At Dhagpo, on August 22 and 23, a seminar called, “The Meeting of Generations—Seminar: Buddhism and Education” will take place in the context of Dhagpo’s fortieth anniversary. If you are wondering if it’s worth getting into, here are five good reason to take an interest.
1. Education and intergenerational topics are among the foundational points in Karmapa’s approach. He says, “Education shapes our minds. If we don’t teach values and nurture Inner Wealth, then when there is a crisis, we often find that first and foremost there is a crisis in values.
The purpose of our life is much more than to survive, much more than sustaining the physical body – it is to help develop consciousness. The emphasis and direction of education should therefore be not just about accumulating information to serve outer wealth, but to help develop consciousness, to help young people nurture their innate values of wisdom and compassion for the benefit of society.”
2. Olivier Coudroy, who holds a degree in meditation and now guides training in the field as well as working directly with children in schools, will paint us a picture of today’s youth. There are conditions that must be united in order for this crucial step of life to be as fruitful as possible, for young people themselves as well as for those responsible for their education. The danger, when adults talk about youth, is to fall into clichés and an absence of subtlety. Olivier bases his explanations of the work of sociologists and psychologists, as well as recently completed nation-wide studies, and he brings in his personal experience to give us a better understanding (and a good reminder) of what being young means.
3. Jigme Rinpoche will bookend the seminar, offering both its introduction and conclusion. For many years at Dhagpo, he has worked with adolescents, and has advised their parents and teachers on the process of educating them. For him, one thing is clear, “The Buddha’s teachings can easily be applied to children, for they are so universal that it is impossible to think that they only belong to Buddhist culture.” Thus, he brings us back to the fundamentals of the Dharma: working with emotions, training in kindness, and developing discernment. He has his own personal way of bringing up these themes in the context of education.
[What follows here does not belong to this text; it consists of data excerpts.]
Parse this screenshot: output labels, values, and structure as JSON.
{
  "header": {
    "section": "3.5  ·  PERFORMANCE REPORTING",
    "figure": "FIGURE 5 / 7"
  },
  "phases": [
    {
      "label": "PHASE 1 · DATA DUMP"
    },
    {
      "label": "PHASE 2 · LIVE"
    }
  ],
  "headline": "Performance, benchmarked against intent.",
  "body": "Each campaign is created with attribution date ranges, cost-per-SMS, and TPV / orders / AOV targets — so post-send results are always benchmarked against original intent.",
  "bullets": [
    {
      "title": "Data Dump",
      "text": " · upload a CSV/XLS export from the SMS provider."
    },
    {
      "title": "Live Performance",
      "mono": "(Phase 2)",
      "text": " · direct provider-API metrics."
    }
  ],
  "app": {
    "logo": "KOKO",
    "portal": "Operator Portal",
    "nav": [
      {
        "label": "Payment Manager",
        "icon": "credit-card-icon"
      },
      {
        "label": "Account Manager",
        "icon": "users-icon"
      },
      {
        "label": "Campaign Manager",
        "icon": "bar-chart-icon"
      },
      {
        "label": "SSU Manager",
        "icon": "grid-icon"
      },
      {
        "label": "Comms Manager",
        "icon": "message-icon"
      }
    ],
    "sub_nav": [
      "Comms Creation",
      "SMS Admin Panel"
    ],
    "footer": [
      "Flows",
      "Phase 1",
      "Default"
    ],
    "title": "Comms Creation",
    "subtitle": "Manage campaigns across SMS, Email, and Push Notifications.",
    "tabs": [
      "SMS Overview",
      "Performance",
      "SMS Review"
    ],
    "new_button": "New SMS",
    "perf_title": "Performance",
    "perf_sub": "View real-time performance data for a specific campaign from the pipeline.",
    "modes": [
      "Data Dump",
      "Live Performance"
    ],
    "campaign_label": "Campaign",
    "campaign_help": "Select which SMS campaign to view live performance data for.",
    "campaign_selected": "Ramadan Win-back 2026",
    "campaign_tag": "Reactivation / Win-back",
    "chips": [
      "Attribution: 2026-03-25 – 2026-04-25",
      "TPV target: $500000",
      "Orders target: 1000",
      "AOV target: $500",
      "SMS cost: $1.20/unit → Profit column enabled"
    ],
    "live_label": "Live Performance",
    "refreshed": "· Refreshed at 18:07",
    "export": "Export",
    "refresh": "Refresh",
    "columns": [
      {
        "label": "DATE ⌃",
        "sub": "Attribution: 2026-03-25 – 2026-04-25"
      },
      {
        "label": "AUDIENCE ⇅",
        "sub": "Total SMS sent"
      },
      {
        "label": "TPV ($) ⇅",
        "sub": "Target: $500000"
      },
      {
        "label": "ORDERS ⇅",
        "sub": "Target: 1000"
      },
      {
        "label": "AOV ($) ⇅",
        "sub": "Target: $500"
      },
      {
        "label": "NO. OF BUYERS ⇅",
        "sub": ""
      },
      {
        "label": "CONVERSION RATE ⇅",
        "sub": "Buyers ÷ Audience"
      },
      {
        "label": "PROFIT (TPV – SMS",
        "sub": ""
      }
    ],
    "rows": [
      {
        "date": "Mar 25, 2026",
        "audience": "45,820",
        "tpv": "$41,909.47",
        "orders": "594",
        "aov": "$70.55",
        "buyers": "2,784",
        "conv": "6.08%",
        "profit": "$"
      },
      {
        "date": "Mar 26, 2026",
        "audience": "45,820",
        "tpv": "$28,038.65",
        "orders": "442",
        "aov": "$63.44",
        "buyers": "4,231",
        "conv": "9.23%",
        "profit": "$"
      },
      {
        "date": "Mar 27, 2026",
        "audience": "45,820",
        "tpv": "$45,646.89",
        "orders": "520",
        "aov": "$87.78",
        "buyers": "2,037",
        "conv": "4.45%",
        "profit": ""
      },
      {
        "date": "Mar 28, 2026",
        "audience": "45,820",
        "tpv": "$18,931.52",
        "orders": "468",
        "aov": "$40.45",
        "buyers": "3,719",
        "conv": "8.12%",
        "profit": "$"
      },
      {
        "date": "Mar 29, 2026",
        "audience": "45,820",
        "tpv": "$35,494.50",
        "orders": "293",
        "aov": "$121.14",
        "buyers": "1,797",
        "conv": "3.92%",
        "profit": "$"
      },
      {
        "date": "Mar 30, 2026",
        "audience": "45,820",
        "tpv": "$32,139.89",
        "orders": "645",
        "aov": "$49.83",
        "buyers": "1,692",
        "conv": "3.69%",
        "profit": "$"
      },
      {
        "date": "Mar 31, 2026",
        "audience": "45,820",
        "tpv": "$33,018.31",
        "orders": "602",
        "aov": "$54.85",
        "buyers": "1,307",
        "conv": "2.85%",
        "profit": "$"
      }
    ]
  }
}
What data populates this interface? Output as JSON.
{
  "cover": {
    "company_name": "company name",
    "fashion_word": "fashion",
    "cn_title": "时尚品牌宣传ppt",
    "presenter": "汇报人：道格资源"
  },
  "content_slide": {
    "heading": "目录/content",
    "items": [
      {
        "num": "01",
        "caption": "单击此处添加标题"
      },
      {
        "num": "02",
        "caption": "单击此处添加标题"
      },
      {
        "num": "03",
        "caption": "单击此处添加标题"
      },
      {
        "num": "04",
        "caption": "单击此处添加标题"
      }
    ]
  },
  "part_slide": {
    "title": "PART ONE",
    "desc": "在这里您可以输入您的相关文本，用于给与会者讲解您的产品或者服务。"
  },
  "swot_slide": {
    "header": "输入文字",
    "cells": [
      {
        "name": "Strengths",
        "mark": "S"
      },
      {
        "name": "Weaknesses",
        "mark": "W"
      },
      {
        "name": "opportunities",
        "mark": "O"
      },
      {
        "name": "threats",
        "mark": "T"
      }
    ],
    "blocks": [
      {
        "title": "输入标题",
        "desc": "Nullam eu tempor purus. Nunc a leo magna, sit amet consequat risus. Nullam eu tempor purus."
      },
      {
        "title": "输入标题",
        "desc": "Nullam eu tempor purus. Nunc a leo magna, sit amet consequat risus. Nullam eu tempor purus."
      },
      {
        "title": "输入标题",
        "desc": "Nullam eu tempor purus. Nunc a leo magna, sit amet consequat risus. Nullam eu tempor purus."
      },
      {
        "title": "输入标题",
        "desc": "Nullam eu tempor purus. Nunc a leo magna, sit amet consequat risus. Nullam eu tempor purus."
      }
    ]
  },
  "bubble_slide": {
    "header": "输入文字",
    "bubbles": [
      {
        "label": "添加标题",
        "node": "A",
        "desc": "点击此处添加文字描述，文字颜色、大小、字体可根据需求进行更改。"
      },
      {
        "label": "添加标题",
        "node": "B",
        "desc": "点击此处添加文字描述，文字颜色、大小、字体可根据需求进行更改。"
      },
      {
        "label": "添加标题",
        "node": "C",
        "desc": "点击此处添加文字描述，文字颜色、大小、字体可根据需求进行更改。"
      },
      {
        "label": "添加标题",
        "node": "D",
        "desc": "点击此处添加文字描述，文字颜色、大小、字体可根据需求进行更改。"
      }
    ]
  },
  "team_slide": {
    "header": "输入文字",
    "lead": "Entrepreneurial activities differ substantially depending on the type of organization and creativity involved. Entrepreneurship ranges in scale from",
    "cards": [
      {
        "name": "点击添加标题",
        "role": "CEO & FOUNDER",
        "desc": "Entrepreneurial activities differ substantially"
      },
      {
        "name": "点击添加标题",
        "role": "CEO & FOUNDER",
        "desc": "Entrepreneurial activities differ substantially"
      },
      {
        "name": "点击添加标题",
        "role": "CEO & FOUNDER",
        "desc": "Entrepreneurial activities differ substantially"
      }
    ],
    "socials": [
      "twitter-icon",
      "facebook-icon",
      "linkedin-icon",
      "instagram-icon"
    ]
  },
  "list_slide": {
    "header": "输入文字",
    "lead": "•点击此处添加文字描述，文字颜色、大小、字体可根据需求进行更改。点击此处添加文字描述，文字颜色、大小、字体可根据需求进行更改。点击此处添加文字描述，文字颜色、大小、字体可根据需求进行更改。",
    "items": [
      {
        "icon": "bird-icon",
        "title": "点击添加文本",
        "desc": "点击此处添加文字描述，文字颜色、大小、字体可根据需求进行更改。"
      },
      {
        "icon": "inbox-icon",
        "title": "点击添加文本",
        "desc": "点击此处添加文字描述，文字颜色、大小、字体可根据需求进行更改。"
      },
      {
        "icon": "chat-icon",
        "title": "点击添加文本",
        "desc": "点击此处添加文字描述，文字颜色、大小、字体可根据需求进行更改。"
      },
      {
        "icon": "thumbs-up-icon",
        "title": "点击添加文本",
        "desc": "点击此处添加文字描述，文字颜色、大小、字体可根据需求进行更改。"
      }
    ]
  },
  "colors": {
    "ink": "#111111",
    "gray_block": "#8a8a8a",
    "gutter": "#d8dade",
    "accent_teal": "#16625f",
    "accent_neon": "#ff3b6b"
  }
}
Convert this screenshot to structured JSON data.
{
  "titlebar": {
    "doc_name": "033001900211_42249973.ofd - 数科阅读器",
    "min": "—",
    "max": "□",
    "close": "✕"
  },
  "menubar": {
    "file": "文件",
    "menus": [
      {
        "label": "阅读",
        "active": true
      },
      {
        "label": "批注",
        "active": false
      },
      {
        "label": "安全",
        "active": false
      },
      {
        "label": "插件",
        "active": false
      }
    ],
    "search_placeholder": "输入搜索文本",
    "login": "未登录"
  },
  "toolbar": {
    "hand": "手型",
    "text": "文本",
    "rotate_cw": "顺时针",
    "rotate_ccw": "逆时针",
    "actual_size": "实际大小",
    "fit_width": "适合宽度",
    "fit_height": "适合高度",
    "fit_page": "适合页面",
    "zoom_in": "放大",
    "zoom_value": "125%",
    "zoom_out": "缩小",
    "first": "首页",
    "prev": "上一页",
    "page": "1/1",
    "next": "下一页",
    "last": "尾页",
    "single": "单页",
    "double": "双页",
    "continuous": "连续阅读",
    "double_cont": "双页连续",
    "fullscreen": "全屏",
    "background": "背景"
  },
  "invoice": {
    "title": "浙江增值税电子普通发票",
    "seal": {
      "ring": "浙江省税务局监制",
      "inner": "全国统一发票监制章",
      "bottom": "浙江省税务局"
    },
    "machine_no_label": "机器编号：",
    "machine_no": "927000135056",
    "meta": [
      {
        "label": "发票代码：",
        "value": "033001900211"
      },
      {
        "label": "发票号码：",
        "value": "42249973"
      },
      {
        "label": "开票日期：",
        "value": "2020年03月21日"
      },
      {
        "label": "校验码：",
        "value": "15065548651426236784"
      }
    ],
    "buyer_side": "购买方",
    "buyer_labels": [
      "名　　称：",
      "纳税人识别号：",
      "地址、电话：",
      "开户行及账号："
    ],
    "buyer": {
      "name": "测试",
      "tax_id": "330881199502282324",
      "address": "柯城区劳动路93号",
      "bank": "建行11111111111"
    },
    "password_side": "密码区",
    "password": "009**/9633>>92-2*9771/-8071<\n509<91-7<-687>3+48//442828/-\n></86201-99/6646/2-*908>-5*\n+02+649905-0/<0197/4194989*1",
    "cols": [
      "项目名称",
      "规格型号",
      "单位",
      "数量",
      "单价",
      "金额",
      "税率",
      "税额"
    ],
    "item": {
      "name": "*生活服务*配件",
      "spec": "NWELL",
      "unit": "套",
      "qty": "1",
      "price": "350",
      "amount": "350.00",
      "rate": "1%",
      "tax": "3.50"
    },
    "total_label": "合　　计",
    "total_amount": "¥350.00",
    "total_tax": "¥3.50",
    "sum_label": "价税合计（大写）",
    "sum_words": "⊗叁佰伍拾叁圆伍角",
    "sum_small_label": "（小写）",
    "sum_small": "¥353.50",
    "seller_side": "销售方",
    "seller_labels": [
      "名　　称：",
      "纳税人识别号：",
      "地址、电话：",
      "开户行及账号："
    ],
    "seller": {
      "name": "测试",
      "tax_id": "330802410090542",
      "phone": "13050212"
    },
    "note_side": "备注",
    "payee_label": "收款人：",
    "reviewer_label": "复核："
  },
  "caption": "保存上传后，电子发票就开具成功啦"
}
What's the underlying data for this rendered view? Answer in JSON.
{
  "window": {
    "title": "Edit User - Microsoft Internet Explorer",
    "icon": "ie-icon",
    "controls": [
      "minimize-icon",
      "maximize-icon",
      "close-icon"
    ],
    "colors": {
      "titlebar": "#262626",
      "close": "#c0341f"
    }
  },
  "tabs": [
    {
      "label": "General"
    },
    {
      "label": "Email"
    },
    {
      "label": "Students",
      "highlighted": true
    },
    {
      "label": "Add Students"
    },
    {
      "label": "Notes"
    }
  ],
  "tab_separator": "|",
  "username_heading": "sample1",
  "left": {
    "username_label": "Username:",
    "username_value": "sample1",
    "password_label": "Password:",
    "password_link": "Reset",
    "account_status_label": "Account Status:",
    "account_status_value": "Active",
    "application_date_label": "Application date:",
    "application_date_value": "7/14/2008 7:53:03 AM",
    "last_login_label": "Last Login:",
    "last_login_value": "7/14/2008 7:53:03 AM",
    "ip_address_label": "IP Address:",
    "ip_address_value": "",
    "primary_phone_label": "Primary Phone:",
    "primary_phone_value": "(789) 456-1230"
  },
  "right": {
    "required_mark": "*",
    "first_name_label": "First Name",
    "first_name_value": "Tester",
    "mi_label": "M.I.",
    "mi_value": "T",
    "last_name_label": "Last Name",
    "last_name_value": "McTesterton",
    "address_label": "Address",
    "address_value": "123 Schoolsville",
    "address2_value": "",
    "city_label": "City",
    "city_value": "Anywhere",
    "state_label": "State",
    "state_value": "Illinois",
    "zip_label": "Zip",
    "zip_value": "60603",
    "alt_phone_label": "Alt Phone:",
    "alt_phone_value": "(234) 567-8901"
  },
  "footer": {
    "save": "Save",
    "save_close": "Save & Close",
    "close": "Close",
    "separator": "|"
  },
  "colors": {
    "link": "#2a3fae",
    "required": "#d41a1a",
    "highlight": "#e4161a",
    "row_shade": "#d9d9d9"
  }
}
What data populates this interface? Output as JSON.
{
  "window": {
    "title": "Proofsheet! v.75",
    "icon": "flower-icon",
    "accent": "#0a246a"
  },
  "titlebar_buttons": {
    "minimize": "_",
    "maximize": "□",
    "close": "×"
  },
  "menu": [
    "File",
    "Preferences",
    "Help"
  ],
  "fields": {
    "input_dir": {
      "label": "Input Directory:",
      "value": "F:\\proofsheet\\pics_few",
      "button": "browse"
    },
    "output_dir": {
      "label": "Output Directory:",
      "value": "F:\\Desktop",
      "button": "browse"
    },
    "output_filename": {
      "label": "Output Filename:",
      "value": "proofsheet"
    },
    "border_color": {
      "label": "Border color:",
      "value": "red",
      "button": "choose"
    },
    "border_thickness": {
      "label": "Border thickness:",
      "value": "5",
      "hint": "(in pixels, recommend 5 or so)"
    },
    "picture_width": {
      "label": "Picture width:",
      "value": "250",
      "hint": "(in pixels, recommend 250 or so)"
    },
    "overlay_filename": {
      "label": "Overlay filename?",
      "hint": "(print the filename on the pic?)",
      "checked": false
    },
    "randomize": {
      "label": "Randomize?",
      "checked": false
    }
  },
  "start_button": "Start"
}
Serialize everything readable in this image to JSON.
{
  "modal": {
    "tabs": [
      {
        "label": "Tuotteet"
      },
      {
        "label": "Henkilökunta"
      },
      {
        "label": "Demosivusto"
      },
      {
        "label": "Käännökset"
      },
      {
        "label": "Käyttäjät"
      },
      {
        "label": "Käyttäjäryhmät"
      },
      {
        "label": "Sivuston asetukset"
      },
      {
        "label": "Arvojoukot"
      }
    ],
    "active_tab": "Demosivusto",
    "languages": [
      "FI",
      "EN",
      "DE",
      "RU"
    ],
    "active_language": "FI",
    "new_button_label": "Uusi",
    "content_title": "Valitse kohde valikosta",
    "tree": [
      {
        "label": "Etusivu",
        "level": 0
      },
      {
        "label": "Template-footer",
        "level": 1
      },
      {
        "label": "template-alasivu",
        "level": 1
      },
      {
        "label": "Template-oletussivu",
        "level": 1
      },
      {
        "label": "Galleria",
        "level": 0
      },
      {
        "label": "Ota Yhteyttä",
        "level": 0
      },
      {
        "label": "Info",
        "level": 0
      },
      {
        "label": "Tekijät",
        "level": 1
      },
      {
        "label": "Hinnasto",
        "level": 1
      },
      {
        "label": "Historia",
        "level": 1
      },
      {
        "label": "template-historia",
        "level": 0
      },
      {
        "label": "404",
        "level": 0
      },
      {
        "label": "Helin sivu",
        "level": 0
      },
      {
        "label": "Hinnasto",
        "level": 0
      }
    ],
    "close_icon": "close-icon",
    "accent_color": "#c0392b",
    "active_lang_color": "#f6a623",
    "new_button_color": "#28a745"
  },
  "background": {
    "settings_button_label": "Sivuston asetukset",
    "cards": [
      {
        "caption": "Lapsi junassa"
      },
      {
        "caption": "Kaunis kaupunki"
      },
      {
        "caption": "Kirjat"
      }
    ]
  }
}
4. If you have wondered what Buddhism can offer youth, you will get answers on the spot. Several adolescents who have now become young adults will come to share the values and methods they gained from Buddhism and which support them in daily life. They have become psychologists, cinema managers, and drouplas and have agreed to reply to our questions in order to offer a concrete picture of the benefits they have experienced in their lives through relying on the Dharma.
5. And Dhagpo among all that? For more than twenty years, courses for adolescents and later young adults have been carried out based on Jigme Rinpoché’s initiative. The current team of course leaders will present the educational project that underlies these courses as well as the state of mind and the approach that allow adolescents to discover the Dharma at their own rhythm, both in theory and in practice. It’s an opportunity to peek behind the scenes of an activity that has evolved over the years and is reaching maturing today.
Voilà, five reasons why it’s worth getting into this seminar, organized on the occasion of Dhagpo’s fortieth anniversary. And what’s more, it prefigures further seminars and activities; we haven’t finished talking about education at Dhagpo.